Packages that are registered with packagist.org are obviously easiest to depend on, but you can also state packages coming from custom repositories (like your company’s internal version control system), or PHP extensions that you need.

Here is for example the composer.json from the Midgard PHPCR provider:

{
    "name": "midgard/phpcr",
    "type": "library",
    "require": {
        "php": ">=5.3.0",
        "ext-midgard2": ">=10.05.5",
        "phpcr/phpcr": ">=2.1.0-beta1"
    }
}

With this file, Composer knows that our PHPCR provider runs only on PHP 5.3 or newer (as it uses namespaces), and that it needs the Midgard PHP extension and the PHPCR interface classes to be available.

Now installing the project is easy:

$ wget http://getcomposer.org/composer.phar 
$ php composer.phar install

How about autoloading? Traditionally PHP required you to manually include or require all files you wanted to use in your code, with the possibility to write an autoloader to handle it automatically when you call an undefined class. But managing these autoloaders is also a chore.

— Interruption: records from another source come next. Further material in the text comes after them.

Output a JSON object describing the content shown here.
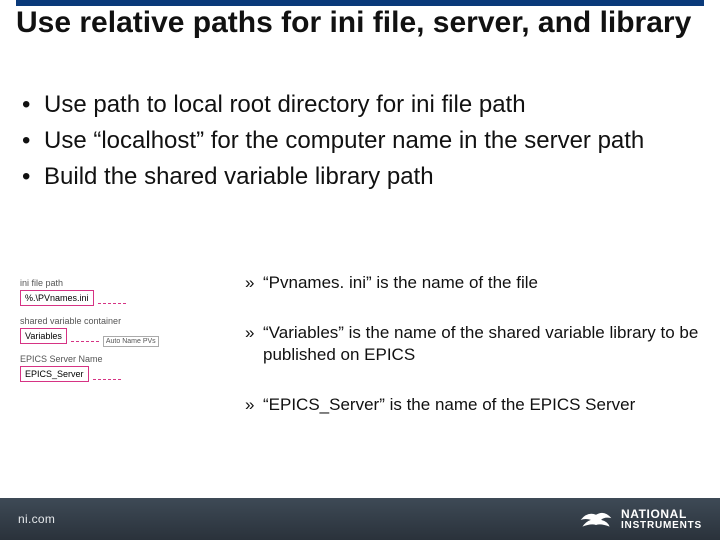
{
  "title": "Use relative paths for ini file, server, and library",
  "bullets": [
    "Use path to local root directory for ini file path",
    "Use “localhost” for the computer name in the server path",
    "Build the shared variable library path"
  ],
  "diagram": {
    "row1_label": "ini file path",
    "row1_box": "%.\\PVnames.ini",
    "row2_label": "shared variable container",
    "row2_box": "Variables",
    "row2_aux": "Auto\nName\nPVs",
    "row3_label": "EPICS Server Name",
    "row3_box": "EPICS_Server"
  },
  "sub_bullets": [
    "“Pvnames. ini” is the name of the file",
    "“Variables” is the name of the shared variable library to be published on EPICS",
    "“EPICS_Server” is the name of the EPICS Server"
  ],
  "footer": {
    "url": "ni.com",
    "brand_top": "NATIONAL",
    "brand_bottom": "INSTRUMENTS"
  }
}
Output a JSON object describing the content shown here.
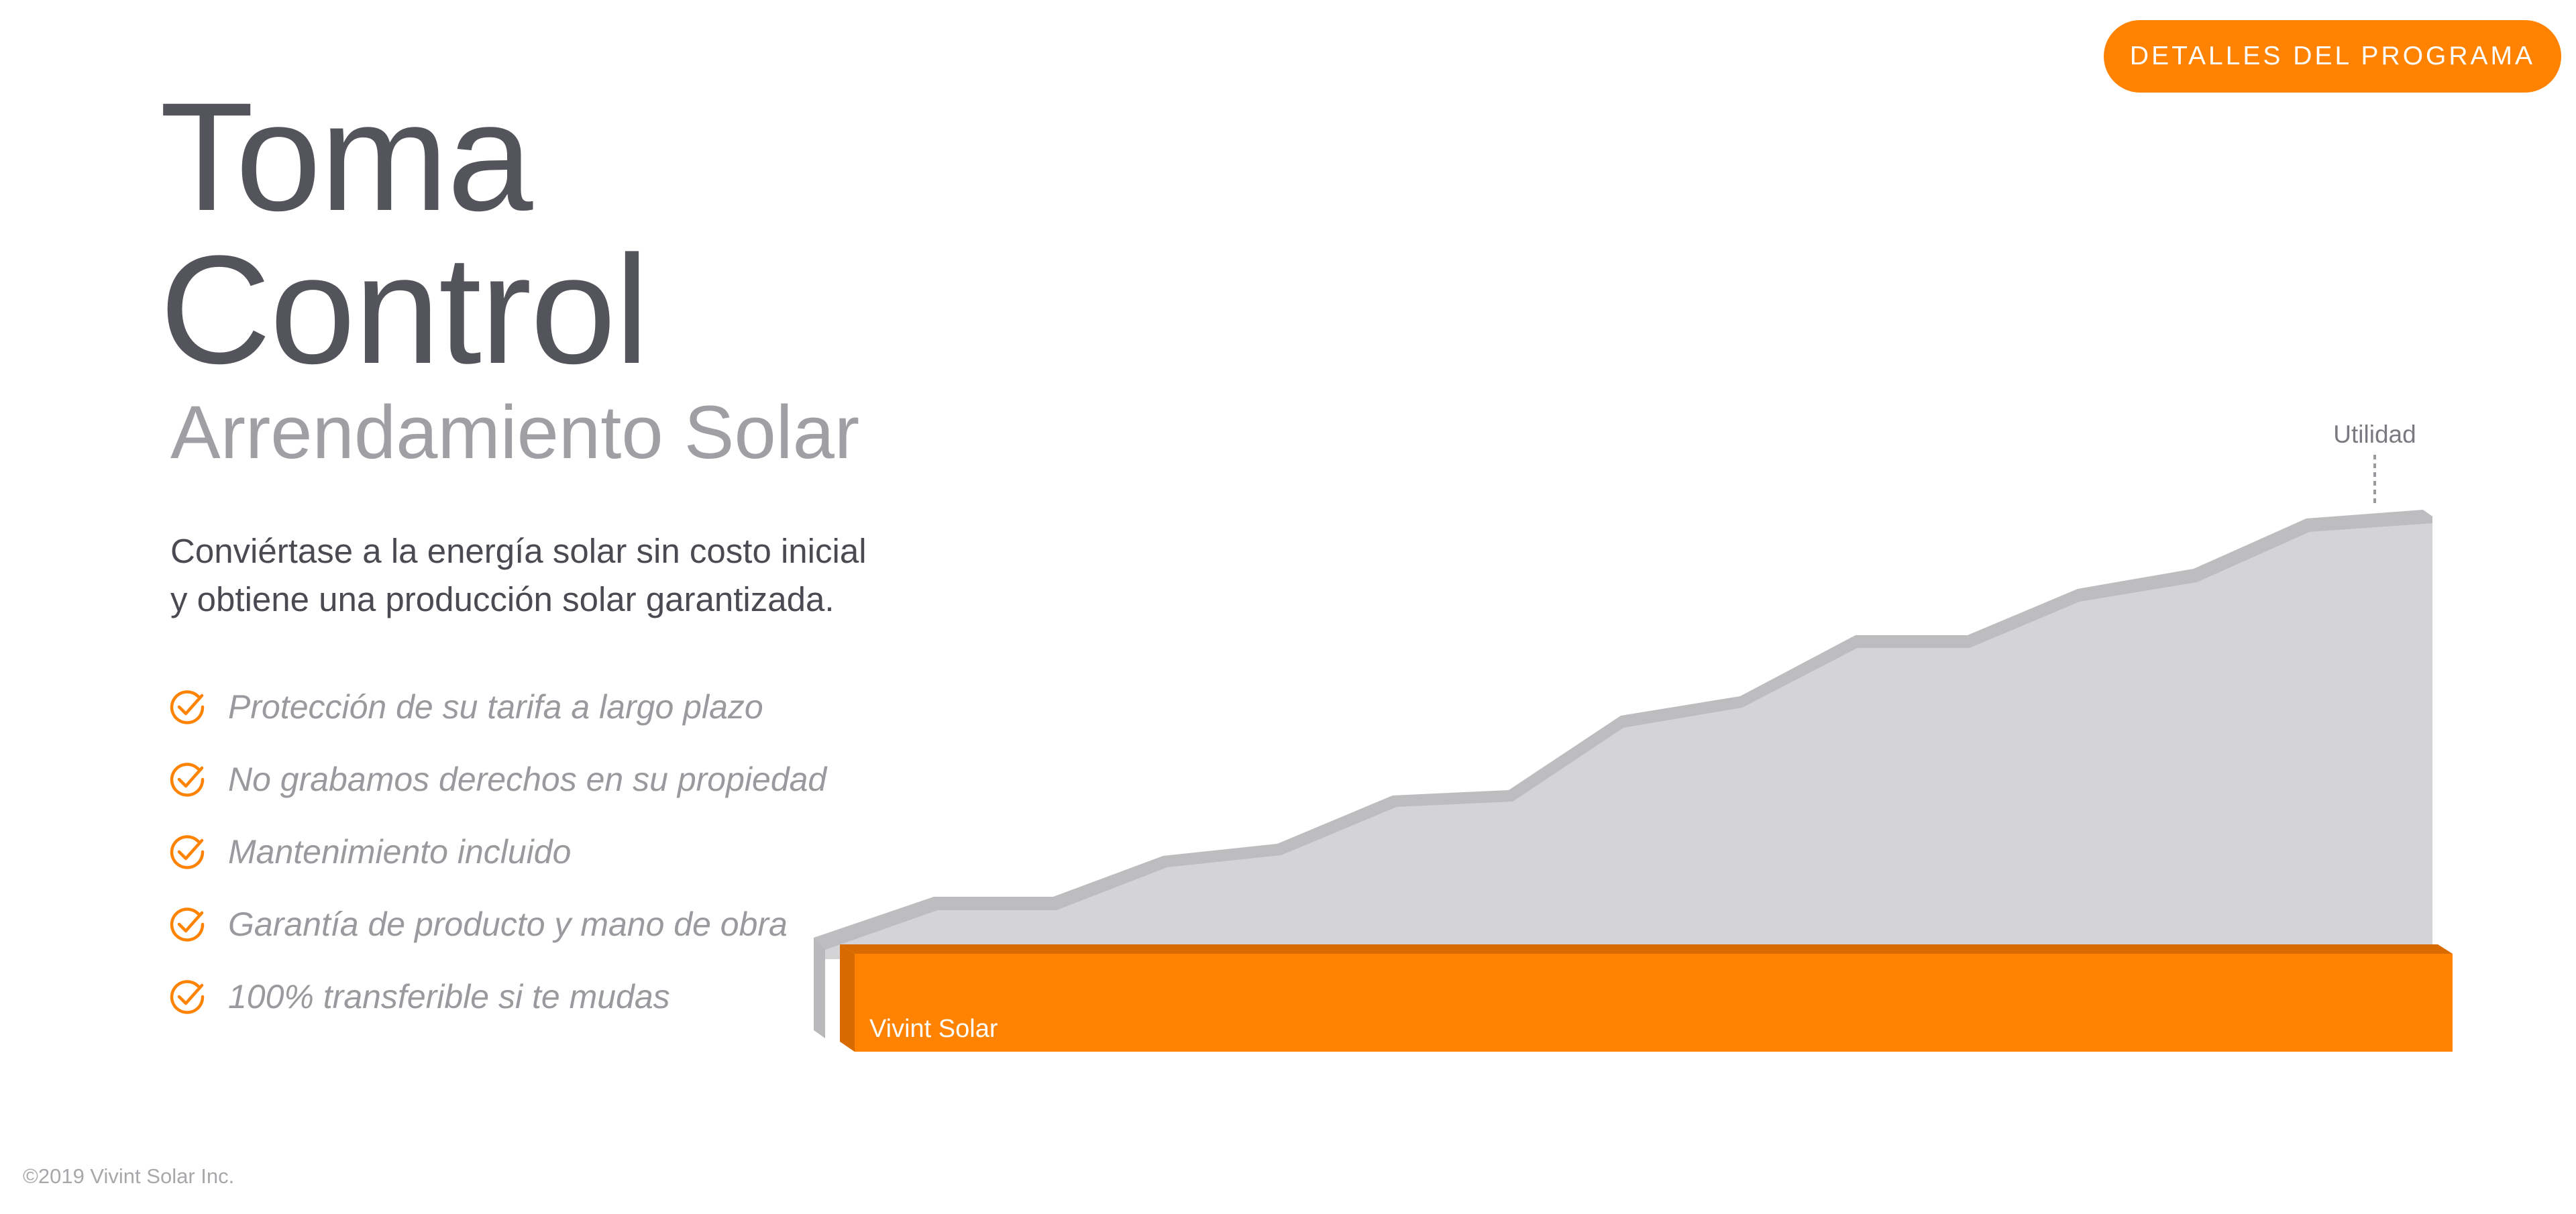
{
  "header": {
    "cta_label": "DETALLES DEL PROGRAMA"
  },
  "hero": {
    "title_line1": "Toma",
    "title_line2": "Control",
    "subtitle": "Arrendamiento Solar",
    "lead_line1": "Conviértase a la energía solar sin costo inicial",
    "lead_line2": "y obtiene una producción solar garantizada."
  },
  "benefits": [
    {
      "icon": "check-circle-icon",
      "label": "Protección de su tarifa a largo plazo"
    },
    {
      "icon": "check-circle-icon",
      "label": "No grabamos derechos en su propiedad"
    },
    {
      "icon": "check-circle-icon",
      "label": "Mantenimiento incluido"
    },
    {
      "icon": "check-circle-icon",
      "label": "Garantía de producto y mano de obra"
    },
    {
      "icon": "check-circle-icon",
      "label": "100% transferible si te mudas"
    }
  ],
  "chart_data": {
    "type": "area",
    "title": "",
    "xlabel": "",
    "ylabel": "",
    "grid": false,
    "series": [
      {
        "name": "Utilidad",
        "color": "#d4d4d6",
        "shape": "rising-steps"
      },
      {
        "name": "Vivint Solar",
        "color": "#ff8200",
        "shape": "flat"
      }
    ]
  },
  "colors": {
    "accent": "#ff8200",
    "accent_dark": "#d86a00",
    "title_text": "#54545c",
    "muted_text": "#9a9a9e",
    "utility_fill": "#d4d4d6",
    "utility_edge": "#bdbdbf"
  },
  "footer": {
    "copyright": "©2019 Vivint Solar Inc."
  }
}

Composer helps here too, by automatically generating an autoloader that will be able to load your own code, and the code from all your dependencies. So you can get rid of your own autoloaders and include statements, and just include the Composer-generated autoloader in your code:

require 'vendor/.composer/autoload.php';

After this all the classes you’ve stated your application needing will be available.

Easy for developers

While ease-of-installation is important, it isn’t enough to build an ecosystem. The other thing that has to be easy is publishing code. Basically: if you’ve written a piece of functionality in PHP that you could see yourself using in another project, it should be effortless to publish it as a library.

This is where approaches like PEAR mostly failed, by making it too cumbersome to define your packages, to build them, and to upload them to the repository.

With Composer this is very easy. You again define a composer.json for your package, and push that to your project’s Git repository. Then just register the Git repository URL with packagist.org.

After this Packagist will spider your repository and make it available as a package.

Publishing new versions is very easy: simply keep your composer.json up-to-date, and tag your releases in Git.

Where are we now?

It is still early days for Composer, and the project is being worked on at a hectic pace. However, it is already good enough for managing dependencies to modern, PSR-0 compatible libraries.

What I would like to see happen next is support for custom package roles and autoloaders. This would allow us to handle more specific cases, like for example installation of Midgard MVC components and their non-namespaced autoloading needs. After that we should be able to get rid of our custom installer code and just join the Composer crowd.

But if your code is already fully namespaced, this is a great time to get started with Composer.